8. Net-zero / safety

DR container pg-dry-run-v0.4-db-adapter-2026-05-17 + network dr-net-v0.4-2026-05-17 gone (exact-name; dr_env_after=gone). 3 protected prior dry-run envs PROTECTED_BYTE_IDENTICAL (protected_untouched=true). Production: sysid pre==post 7611578671664259111; StartedAt 2026-04-17T05:35:18.48439927Z before==after; read-only pg_dump only; no write/CUT/VERIFY; not restarted. forbidden_sql_absent=true (verbs only INSERT/SELECT/SET/UPDATE), secret_leak_absent=true, dr.env=600 + shredded.

Honest note: RESULT.json retains vestigial fail_gate=G_HARNESS_NEG/fail_detail keys from RERUN#3 — the orchestrator emit() merges keys into the pre-existing file and never deletes stale ones (only orch.log is reset per run). Authoritative signals (execution_status=SUCCESS, ORCH_EXIT=0, orch.log ALL GATES PASS, all boolean gate keys true) are unambiguous; this is a cosmetic carry-over, not a gate failure. (Minor harness-tooling hygiene note for a future cycle: reset/seed RESULT.json per run.)

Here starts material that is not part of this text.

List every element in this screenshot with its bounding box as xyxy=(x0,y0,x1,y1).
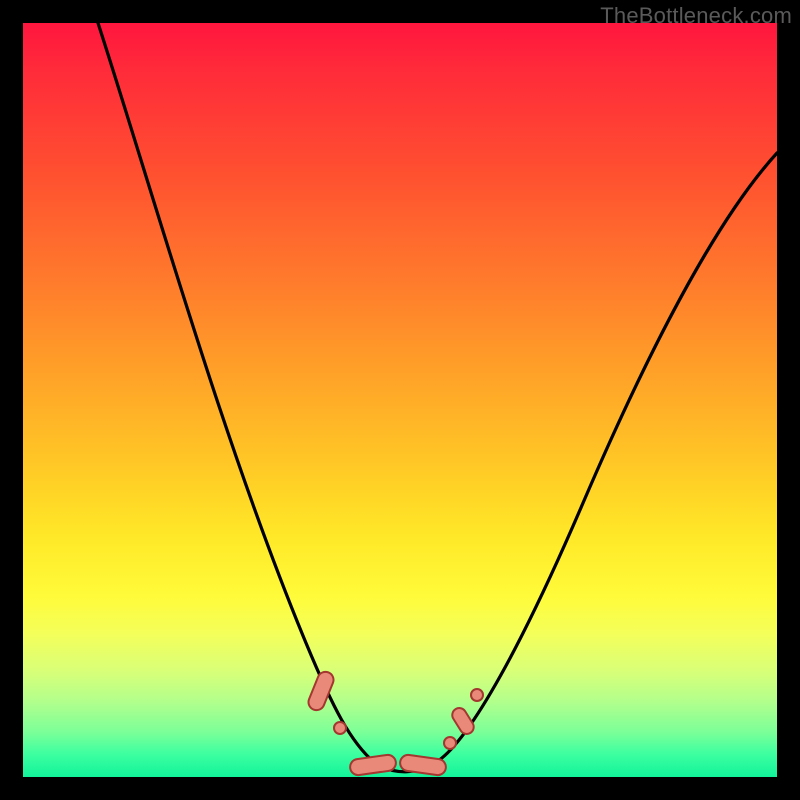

9. Hardcode / scale / label control statement

No fixed IP/DSN/password/container/vector-collection introduced. DR DB host = container name via dry-run-only dr.harness.env; passwords openssl-generated at runtime then shredded; container/network names are the required exact-name safety identifiers (command-review/rollback exact-name teardown — mandated, not a forbidden hardcode). The harness fix added only default=str to a report json.dump (no literal). No runtime label/key hardcoding. No STOP-class hardcode / label-key issue.

10. Metadata / label hardcoding absent statement

No metadata or label registry schema change. No label columns added. SQL / deployed cutter_governance schema remains SSOT; JSONB carries no hidden authority (the DOT lane↔reference decision is the centralised, schema-binding-tested SIGNATURE_LANE_REFERENCE_KIND from accepted commit e93424b, unchanged this cycle). No vector/NoSQL integration.

11. Verdict & next (no self-advance)

RERUN#4 = PASS. All execution gates PASS: happy r3 15-row baseline EXACT, negative/idempotency Δ=0 on all 12 tables, no forbidden SQL, no secret leak, protected & production untouched, net-zero teardown. The v0.4 DOT-pair signature cross-reference fix and DOT lane-overlap prevention (commit e93424b) are VALIDATED end-to-end against a restored production-schema isolated PG dry-run. No iu-cutter code change, no commit, no production touch. Next step requires a separate GPT review + sovereign authorization (no self-advance to any production / CUT / VERIFY / deploy / migration).